The Perseid meteor shower is coming, its main body is still approaching the Earth, will crash into the Earth in thousands of years

The start of autumn has passed in an instant.​

While the temperature doesn't seem to be cooling down, the night sky is already getting something new, like the Perseid meteor shower, which typically takes place from July 20 to August 20 and peaks on August 13.

As and quadrant, the geminids meteor shower and called it in three large meteor showers in the northern hemisphere, almost never absent in the starry sky in the summer, but this year the Perseid meteor shower is destined to dull, because on August 12, just is the lunar July 15, under the condition of the clear night sky full moon light will cover a number of the glory of the meteor shower.

So it's likely that only about a fifth of the bright meteors will be visible during this year's Perseid meteor shower, which will peak on the morning of August 13, and we won't be able to witness it during the day 39bet-xì dách-phỏm miền bắc-tiến lên miền bắc-xóc đĩa-game bắn cá.

Although popular science says that meteor showers are small comets that do not pose a threat to the Earth or human civilization, few people realize that the main part of the Perseid meteor shower is still on the way to the Earth, and the meteor shower we see so far is only a small follower of the comet, which is nearly 30 kilometers in diameter.

And swift as the main body of the Perseid meteor shower - Tuttle comet, always within the period of revolution in a constantly close to the earth and the moon, super computer simulation shows that it will arrive in 3044, 1.61 million kilometers from earth. The future does not rule out the possibility that it will collide with the earth or moon, but even after the collision is thousands of years.

42f4357124e0e74968f3eee05c10dc74The Perseid meteor shower, or any other meteor shower, is essentially an astronomical event that occurs when massive comets sweep past the Earth with their tiny siblings.

In addition to the meteor shower, Earth's neighborhood sometimes receives some unexpected visitors, such as the same number of asteroids that are difficult to fully monitor.

There was a fireball in Chelyabinsk, Russia, in 2013. Although the monitoring showed that it had broken up in the air, it was still powerful, shattering windows for several kilometers around before plunging into a frozen lake. If it had hit the city center, it would have done more damage.

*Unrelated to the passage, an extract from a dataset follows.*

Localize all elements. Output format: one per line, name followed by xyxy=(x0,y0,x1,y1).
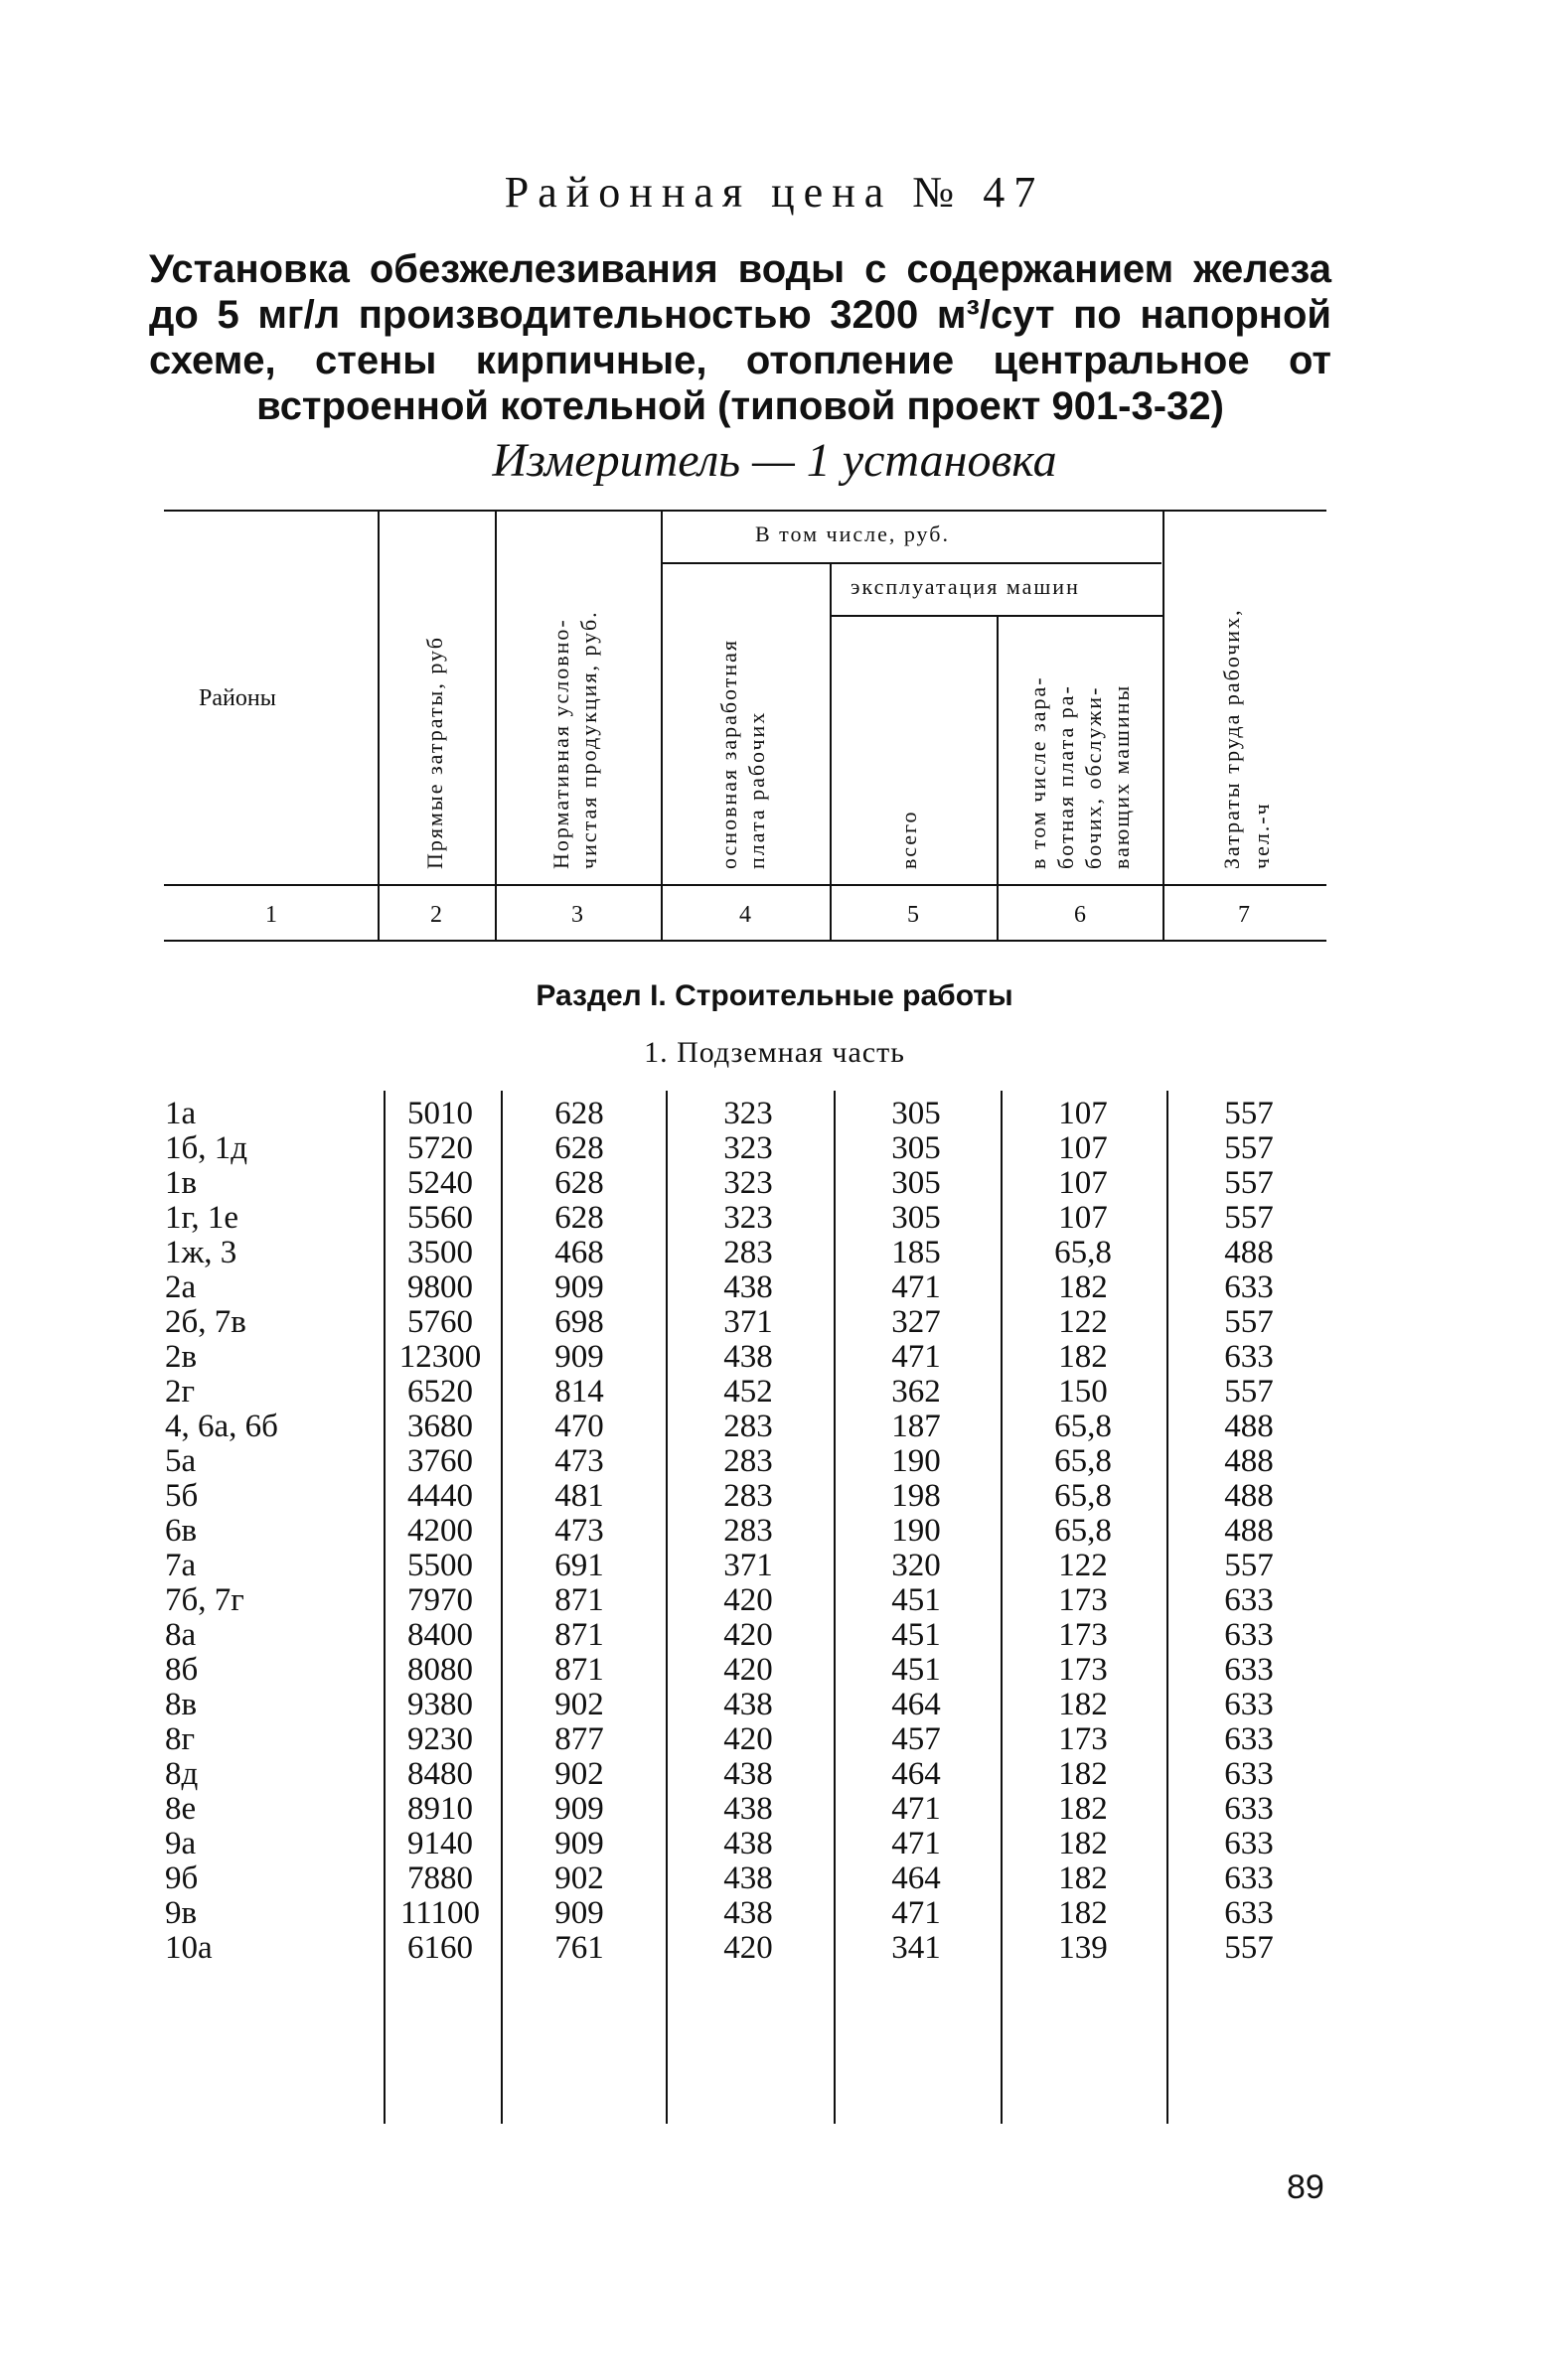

Although the solar system is 4.6 billion years old and its orbit is supposed to be clear, a large number of asteroids and comets still exist in the solar system, but more regularly, thanks to the asteroid belt between Mars and Jupiter and the Kuiper belt beyond Pluto's orbit.

But that's no guarantee that they won't mess around.​

Astronomy estimates that in addition to the millions of asteroids in the asteroid belt, there are still a large number of undetected asteroids in the solar system near Earth and beyond, as evidenced by the frequent occurrence of meteors and fireballs in the Earth's night sky, and the occasional meteorite attack.

So one of the major tasks of the astronomy community for a long time has been to build near-Earth asteroid detection systems, and in the future, to develop near-Earth asteroid defense systems, to use rockets to deflate asteroids, or to launch warheads to destroy asteroids, or whatever it takes to keep asteroids away from Earth.

However, many people believe that defending against asteroids is not necessary, because humans, although living on Earth now, will not be able to live on Earth forever. In the foreseeable future, humans will leave Earth for other planets, even the galaxy, and at the worst, the moon and Mars.

But will humans really colonize other planets on a large scale?

There is no exact answer to this question, because while the 7 billion people on Earth seem to be spread across every continent, the real inhabited area is only a tiny fraction of the earth's surface area, and there will be a lot of habitable and developable areas in the future.

And compared with the harsh environment of the moon and Mars, and the modification cycle of thousands of years, the Earth's environment is undoubtedly better, at least with unlimited oxygen.

With Earth far less difficult to exploit than other planets to transform, there would be no need for large-scale colonization of the moon or Mars, just a few small towns there. The vast majority of human civilization would remain on Earth, so it would be necessary to defend against asteroid attacks.